Ab dem 1. Januar finden Frauen ab 20 Jahre eine Einladung der besonderen Art in ihrem Briefkasten: Dann startet das neue Krebsfrüherkennungsprogramm für Gebärmutterhalskrebs. Kurz vor Start war umstritten, ob die neuen Richtlinien von den Frauenärzten und Krankenkassen umgesetzt werden können.

Neuerungen in der Gebärmutterhalskrebsfrüherkennung

Die Früherkennungsuntersuchung auf Gebärmutterhalskrebs soll in ein organisiertes Screening überführt werden. Bisher hatten Frauen jährlich Anspruch auf einen sogenannten Pap-Test. Ein auffälliger Befund weist auf eine mögliche Krebserkrankung hin, der behandelnde Frauenarzt musste jedoch selbst entscheiden, wie die Befunde abgeklärt werden. Eine einheitliche Regelung gab es nicht. Ab 2020 jedoch sollen Frauen mit verdächtigen Befunden eine Kolposkopie erhalten.
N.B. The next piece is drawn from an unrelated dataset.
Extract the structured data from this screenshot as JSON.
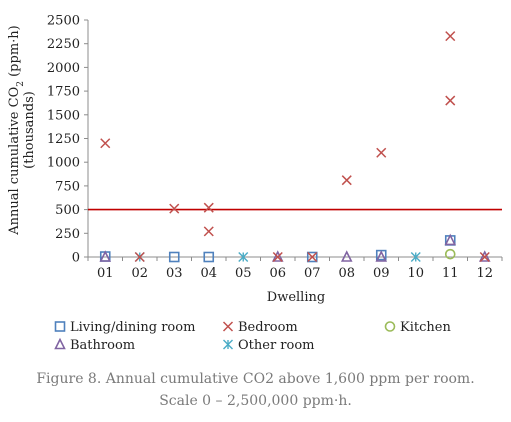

Neu ist außerdem, dass Frauen ab 35 Jahre eine Co-Testung aus Pap- und HPV-Test zusteht. Letzterer weist eine Infektion mit Humanen Papillomviren nach. Gebärmutterhalskrebs wird von Humanen Papillomviren ausgelöst, doch nicht jede Infektion zieht eine Krebserkrankung nach sich. Ein negativer HPV-Test gibt Frauen eine echte Entwarnung. Frauen mit einem positiven HPV-Test hingegen gehören zu einer Risikogruppe. Da sich Gebärmutterhalskrebs aus einer HPV-Infektion nicht in jedem Fall entwickelt, bzw. der Prozess mehrere Jahre andauert, findet die Co-Testung alle drei Jahre statt.

Kritik an Umsetzung

Kurz vor Start des neuen Gebärmutterhalskrebsscreenings sorgte eine öffentliche Debatte für Verwirrung. Der Berufsverband der Frauenärzte e.V. forderte eine Verschiebung des Beginns. Der Verband kritisierte, dass wesentliche Fragen der Umsetzung noch nicht ausreichend geklärt seien und veröffentlichte einen offenen Brief an Jens Spahn, Bundesminister für Gesundheit. Die Kritik betrifft unter anderem folgende Punkte:

  • Kolposkopie: Aktuell seien noch nicht ausreichend Gynäkologen dazu qualifiziert, eine Kolposkopie durchzuführen. Entsprechend sind auch nur wenige Praxen mit einem Kolposkop ausgestattet. Mit der neuen Regelung werden deutlich mehr Kolposkopien durchgeführt werden müssen als bisher.
  • Fehlende Software: Um den Erfolg des Programms bewerten zu können, müssen alle Gynäkologen die Ergebnisse der Untersuchungen, die im Rahmen des neuen Screenings generiert werden, dokumentieren. Eine entsprechende Software fehlt bislang allerdings.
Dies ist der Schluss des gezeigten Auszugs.